In a study by Wen Yi Zhao et al, The pooled sensitivity and specificity of CT in diagnosing vascular invasion were 77% and 81%. Since CT technology improved in different periods, in the recent five years (2004-2008) CT has shown a higher diagnostic accuracy, and the pooled sensitivity and specificity increased to 85% and 82%, respectively. Subgroup analysis of CT studies was made to determine the involvement of different vessels, and the pooled sensitivities for the invasion of the venous system, portal vein, and arterial system were 75%, 75%, and 68%, and the pooled specificities were 84%, 91%, and 92%, respectively.
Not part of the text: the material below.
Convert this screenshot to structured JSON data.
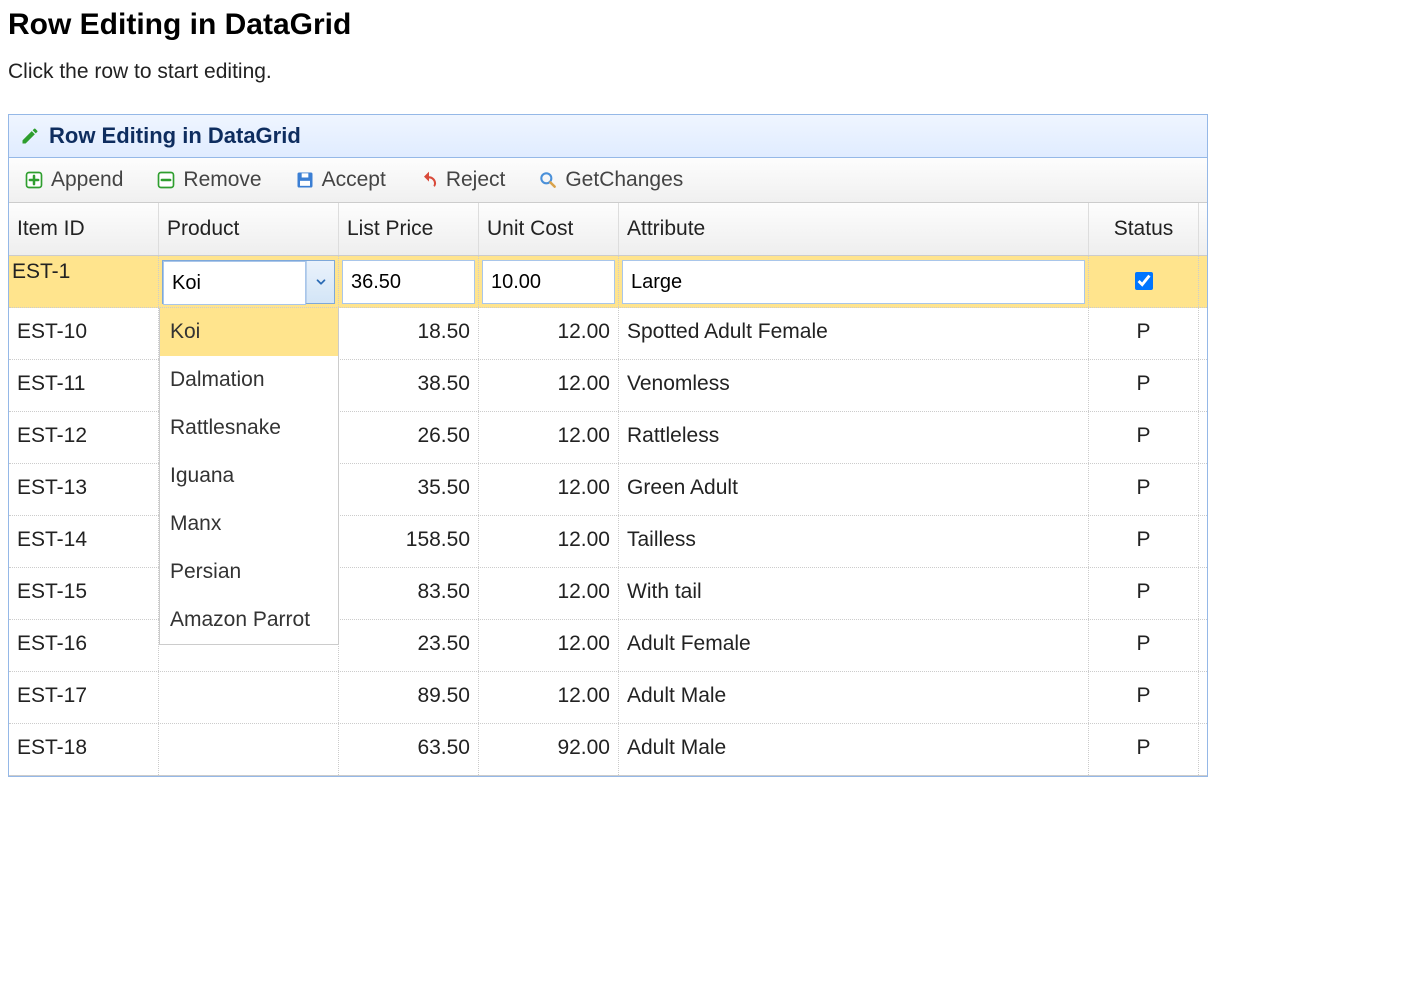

For CT imaging with vascular reconstruction, the pooled sensitivity and specificity were 84% and 85%, higher than the estimates in studies without reconstruction.
Thin-sections MDCT is an accurate technique for the diagnosis and assessment of the resectability in patient with a suspected pancreatic neoplasm. The advantages of multidetector volumetric CT allow comprehensive preoperative assessment of pancreatic carcinoma. Carefully- timed scan acquisition maximizes the difference in attenuation between the neoplasm and the pancreatic parenchyma and allows accurate staging as well as assessment of local resectability
In conclusion the MDCT technique remains the first-line imaging modality in the evaluation of the majority of patients with suspected pancreatic disease because of low cost, greater widely used and easy technical approaches and its great value in staging pancreatic masses and predicting vascular invasion which helps in choosing the appropriate management for each case.